The Latest: Cindy causes flooding along Alabama coast 
http://start.att.net/news/read/arti...st_cindy_could_create_3foot_storm_surge_ne-ap
Lowland areas and buildings don`t mix ,they maybe beautiful but not safe.


----------



## Pessimistic2 (Jan 26, 2017)

*Another round coming....*



readytogo said:


> The Latest: Cindy causes flooding along Alabama coast
> http://start.att.net/news/read/arti...st_cindy_could_create_3foot_storm_surge_ne-ap
> Lowland areas and buildings don`t mix ,they maybe beautiful but not safe.


The Causeway between Mobile and Daphne is now under 2' of water, half of downtown Mobile has 6-8" of water standing, and there is another round of heavy storms moving ashore right now. Mobile County, AL, Harrison Count & Jackson County, MS (Biloxi-Bay St.
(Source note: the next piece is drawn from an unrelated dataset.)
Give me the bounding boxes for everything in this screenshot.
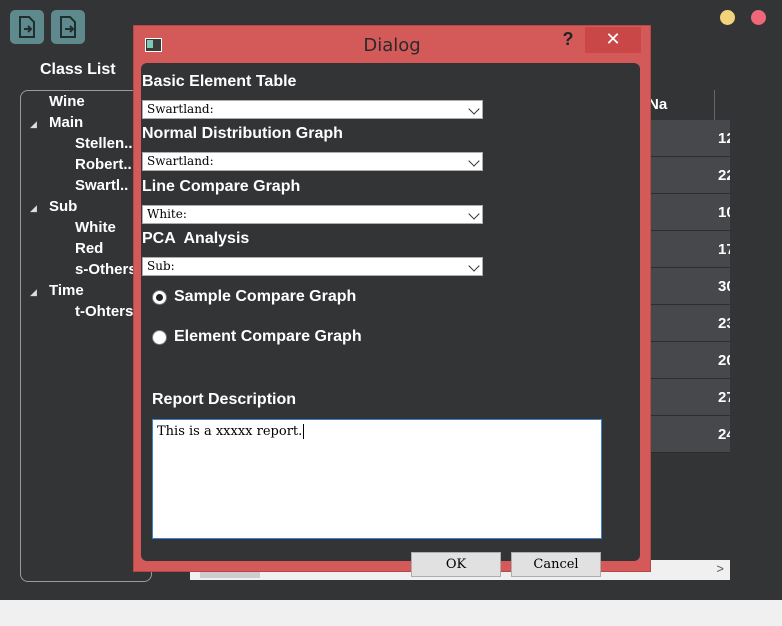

Louis) are under severe weather alerts, flash flooding warnings, tornado watches, the whole nine yards. Cindy may be far off to the West, but WE'RE getting all the bad weather. Half of Bayou La Batre is now under 6-10" of water, several roads are closed.

Well, the heavy stuff has just moved in....raining buckets out right now!

http://wkrg.com/weather/southeast-radar/


----------